If all these things can come together, then I for one can imagine a day when we can predict the future return of individuals based on their current and historical performance, whilst still very much seeing them as we always have – as people too.

Do you believe HR is doing anything unconsciously, that is hindering the development of HR Analytics?

I think HR is still recruiting HR analysts with a purely HR background because that’s what they’ve always done. A great analyst can produce extraordinary HR analytics but a great HR professional can’t always do the same. Clearly HR analytics is a discipline firmly rooted in the HR function and, as the name suggests, is a marriage of both HR and analytics. However, the key to being really successful rests primarily in the analytical understanding – it is not as critical to have HR knowledge – yet we advertise for HR analytics experts in HR only channels.

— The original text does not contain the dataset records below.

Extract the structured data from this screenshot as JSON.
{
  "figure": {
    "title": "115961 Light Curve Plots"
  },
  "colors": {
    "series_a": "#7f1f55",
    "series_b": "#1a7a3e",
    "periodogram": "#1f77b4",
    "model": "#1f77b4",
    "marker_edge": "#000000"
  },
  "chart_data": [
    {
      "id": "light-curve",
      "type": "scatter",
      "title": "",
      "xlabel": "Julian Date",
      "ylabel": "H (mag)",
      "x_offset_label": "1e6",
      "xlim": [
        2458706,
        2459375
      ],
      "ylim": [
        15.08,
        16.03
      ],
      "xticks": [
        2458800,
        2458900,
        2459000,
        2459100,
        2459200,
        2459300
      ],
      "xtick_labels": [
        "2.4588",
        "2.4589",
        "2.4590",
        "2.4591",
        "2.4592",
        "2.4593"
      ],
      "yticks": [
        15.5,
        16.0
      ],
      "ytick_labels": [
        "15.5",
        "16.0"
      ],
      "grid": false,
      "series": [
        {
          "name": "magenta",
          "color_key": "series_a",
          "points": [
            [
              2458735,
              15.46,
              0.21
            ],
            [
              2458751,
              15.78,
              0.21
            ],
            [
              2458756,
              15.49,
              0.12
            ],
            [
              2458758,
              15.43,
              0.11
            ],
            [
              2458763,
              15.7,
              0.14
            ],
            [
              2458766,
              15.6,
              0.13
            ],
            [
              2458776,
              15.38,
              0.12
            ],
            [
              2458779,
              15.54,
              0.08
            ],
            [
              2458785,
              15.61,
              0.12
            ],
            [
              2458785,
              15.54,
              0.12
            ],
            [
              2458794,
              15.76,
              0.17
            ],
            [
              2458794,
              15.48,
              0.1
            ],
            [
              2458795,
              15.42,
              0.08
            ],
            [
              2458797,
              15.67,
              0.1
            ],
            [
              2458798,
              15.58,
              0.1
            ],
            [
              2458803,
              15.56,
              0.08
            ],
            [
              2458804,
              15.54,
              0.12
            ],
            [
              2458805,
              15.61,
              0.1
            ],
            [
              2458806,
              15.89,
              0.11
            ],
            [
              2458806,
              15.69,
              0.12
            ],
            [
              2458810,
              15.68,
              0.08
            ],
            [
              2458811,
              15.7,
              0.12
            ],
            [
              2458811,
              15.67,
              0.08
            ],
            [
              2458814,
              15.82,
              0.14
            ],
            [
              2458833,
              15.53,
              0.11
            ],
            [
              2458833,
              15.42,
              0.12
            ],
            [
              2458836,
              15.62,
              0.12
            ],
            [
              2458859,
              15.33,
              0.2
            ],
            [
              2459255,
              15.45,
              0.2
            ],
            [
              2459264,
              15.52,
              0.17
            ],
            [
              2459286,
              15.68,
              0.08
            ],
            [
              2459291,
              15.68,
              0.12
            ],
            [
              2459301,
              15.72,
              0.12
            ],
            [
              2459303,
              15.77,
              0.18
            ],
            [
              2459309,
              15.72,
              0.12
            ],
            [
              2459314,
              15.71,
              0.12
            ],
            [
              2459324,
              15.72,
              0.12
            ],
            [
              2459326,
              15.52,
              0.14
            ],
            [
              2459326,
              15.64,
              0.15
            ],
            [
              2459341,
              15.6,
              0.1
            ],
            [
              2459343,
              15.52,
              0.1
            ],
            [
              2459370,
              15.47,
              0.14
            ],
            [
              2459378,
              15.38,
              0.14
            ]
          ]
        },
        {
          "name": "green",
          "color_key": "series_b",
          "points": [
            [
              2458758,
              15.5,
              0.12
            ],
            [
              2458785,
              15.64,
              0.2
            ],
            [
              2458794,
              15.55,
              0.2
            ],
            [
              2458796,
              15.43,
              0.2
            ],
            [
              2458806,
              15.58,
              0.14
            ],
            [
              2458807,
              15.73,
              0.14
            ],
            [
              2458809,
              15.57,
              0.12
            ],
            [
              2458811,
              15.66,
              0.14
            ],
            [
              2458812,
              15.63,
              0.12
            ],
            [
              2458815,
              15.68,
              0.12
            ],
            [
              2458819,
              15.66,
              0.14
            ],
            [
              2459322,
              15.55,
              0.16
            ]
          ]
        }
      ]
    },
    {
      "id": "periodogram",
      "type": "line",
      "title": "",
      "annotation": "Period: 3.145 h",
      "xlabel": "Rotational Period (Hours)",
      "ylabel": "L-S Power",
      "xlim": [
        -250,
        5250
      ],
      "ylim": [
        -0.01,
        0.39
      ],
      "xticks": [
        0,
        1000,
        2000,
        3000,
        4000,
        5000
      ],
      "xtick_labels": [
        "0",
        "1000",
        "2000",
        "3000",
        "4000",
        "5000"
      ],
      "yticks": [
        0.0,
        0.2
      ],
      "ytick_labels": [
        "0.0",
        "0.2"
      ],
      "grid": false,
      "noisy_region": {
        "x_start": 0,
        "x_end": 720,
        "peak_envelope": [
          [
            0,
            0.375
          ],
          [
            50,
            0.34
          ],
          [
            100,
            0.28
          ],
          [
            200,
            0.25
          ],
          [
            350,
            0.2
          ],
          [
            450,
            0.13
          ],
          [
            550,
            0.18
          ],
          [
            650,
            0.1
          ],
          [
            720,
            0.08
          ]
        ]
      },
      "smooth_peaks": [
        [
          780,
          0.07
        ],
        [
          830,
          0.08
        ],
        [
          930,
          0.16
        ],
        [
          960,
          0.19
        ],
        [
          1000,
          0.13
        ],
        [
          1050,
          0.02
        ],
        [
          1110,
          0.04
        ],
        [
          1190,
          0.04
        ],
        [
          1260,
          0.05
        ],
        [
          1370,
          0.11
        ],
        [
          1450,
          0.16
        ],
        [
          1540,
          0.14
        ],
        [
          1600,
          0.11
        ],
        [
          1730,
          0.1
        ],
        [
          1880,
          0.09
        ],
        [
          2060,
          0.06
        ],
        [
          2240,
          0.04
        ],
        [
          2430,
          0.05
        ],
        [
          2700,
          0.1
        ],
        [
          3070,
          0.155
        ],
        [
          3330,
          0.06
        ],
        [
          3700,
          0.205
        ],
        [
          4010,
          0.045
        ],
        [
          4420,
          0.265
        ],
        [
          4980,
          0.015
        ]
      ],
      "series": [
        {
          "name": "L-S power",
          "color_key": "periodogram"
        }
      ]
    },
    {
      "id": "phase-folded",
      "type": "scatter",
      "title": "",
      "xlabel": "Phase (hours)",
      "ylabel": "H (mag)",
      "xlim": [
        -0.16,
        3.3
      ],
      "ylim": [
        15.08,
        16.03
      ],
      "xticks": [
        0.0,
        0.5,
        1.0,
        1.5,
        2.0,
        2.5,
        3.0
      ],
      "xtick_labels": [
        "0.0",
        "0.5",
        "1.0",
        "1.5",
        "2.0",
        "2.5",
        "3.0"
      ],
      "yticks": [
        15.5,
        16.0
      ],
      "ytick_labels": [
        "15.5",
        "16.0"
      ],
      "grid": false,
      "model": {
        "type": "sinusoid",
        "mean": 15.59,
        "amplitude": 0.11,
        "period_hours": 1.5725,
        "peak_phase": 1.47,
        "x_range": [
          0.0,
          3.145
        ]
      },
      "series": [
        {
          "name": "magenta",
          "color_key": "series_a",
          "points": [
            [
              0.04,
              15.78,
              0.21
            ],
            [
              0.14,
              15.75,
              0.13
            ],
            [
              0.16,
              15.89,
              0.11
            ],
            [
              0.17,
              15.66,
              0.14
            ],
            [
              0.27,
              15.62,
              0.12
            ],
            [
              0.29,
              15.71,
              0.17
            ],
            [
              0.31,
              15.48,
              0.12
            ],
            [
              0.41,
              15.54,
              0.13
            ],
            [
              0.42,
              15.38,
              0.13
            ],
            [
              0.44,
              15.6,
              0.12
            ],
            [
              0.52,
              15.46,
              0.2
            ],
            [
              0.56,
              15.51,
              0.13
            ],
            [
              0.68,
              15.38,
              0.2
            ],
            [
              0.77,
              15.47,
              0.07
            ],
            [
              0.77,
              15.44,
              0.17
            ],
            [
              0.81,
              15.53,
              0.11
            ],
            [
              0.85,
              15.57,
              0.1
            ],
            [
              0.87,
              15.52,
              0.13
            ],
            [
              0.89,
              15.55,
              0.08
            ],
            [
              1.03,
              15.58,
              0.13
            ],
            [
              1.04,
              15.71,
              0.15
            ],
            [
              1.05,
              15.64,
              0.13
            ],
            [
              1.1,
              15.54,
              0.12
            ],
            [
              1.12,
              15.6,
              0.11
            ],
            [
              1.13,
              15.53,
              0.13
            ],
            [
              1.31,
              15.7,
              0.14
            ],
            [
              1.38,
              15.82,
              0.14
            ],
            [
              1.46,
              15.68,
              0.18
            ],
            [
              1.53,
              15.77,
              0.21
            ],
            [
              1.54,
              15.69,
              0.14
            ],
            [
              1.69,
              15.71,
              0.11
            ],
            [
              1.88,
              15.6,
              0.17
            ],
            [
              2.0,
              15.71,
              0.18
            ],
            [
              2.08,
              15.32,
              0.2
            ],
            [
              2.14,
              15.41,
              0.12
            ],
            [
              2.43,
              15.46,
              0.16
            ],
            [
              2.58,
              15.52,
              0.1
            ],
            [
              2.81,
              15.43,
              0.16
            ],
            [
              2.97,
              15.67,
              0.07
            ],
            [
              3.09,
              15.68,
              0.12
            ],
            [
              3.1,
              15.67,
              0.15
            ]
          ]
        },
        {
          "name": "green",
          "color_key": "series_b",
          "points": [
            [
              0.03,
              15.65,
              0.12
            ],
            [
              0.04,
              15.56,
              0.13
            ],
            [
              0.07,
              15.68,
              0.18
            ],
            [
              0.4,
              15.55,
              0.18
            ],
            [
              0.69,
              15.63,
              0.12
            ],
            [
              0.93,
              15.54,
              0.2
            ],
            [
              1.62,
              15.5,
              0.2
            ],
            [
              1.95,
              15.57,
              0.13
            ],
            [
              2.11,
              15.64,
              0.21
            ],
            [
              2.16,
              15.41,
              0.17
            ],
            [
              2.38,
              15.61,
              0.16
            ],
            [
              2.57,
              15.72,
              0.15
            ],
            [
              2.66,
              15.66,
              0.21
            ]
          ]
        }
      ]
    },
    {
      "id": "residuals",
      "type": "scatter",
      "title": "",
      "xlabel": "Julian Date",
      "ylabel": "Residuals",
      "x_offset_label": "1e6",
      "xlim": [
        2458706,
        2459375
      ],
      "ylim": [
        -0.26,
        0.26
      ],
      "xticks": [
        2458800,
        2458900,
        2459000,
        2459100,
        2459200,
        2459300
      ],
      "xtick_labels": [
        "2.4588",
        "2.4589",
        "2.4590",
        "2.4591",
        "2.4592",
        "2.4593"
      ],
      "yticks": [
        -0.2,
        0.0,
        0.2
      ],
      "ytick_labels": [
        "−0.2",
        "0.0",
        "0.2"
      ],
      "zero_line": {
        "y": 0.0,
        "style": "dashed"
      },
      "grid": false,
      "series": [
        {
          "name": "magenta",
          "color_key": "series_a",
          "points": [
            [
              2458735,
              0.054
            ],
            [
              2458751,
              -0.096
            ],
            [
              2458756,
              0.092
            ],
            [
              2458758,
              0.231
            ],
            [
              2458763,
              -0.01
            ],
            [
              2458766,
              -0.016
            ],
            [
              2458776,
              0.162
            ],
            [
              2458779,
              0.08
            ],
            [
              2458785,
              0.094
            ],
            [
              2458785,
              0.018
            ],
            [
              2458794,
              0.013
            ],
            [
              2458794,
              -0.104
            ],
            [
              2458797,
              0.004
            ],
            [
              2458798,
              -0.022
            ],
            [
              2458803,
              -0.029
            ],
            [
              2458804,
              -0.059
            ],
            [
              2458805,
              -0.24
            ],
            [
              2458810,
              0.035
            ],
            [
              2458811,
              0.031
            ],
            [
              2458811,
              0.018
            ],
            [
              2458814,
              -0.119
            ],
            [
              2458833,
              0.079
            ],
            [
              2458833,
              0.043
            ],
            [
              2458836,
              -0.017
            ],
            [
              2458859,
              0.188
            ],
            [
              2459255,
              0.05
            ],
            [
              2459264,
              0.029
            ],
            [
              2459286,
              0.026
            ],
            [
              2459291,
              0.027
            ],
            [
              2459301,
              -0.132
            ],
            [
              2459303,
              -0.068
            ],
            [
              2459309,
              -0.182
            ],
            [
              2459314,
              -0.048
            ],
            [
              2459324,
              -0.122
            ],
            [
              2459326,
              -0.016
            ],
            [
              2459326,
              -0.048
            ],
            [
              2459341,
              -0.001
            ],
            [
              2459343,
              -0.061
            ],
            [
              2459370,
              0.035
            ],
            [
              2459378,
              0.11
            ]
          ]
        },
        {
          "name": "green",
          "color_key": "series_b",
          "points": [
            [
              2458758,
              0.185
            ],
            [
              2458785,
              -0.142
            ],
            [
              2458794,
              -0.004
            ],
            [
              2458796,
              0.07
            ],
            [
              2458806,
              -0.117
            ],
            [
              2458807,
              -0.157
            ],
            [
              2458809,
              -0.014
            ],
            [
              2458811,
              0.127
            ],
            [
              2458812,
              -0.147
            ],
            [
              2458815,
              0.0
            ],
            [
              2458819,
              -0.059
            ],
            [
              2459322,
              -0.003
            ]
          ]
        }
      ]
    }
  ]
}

With all the changes that are forecast to take place in the global workforce regarding technology and skills, what advice do you have for decision-makers in HR?

My advice for decision-makers in HR varies depending on whether they currently really “get” HR analytics as things stand now. If they don’t, it may be possible for them to survive but I do believe this would be to their employer’s detriment and a lost opportunity for the organisation. However, for those senior HR leaders that have embraced the need for HR analytics (and I have direct experience that they do exist), then my advice is clear: focus resources on enhancing HR analytics as soon as possible, and as effectively as possible – that way their job will be both more rewarding and more secure.

Too much of the focus is still on the traditional HR questions, when it should be more about corporate strategy – for example: “Can the company survive with the existing workforce at the current skill level?” (Mostly this would be answered with an emphatic “No”.) Then, “what do we need in terms of future skills and abilities to outperform our competitors?” HR analytics has the potential to contribute to the formation and evolution of organisational strategy, and it is not until these kind of questions are being asked that the discipline of HR Analytics will really be able to realise its potential.

With that, we want to thank Martin Oest very much for taking time out of his VERY busy schedule to share with us and you, our audience!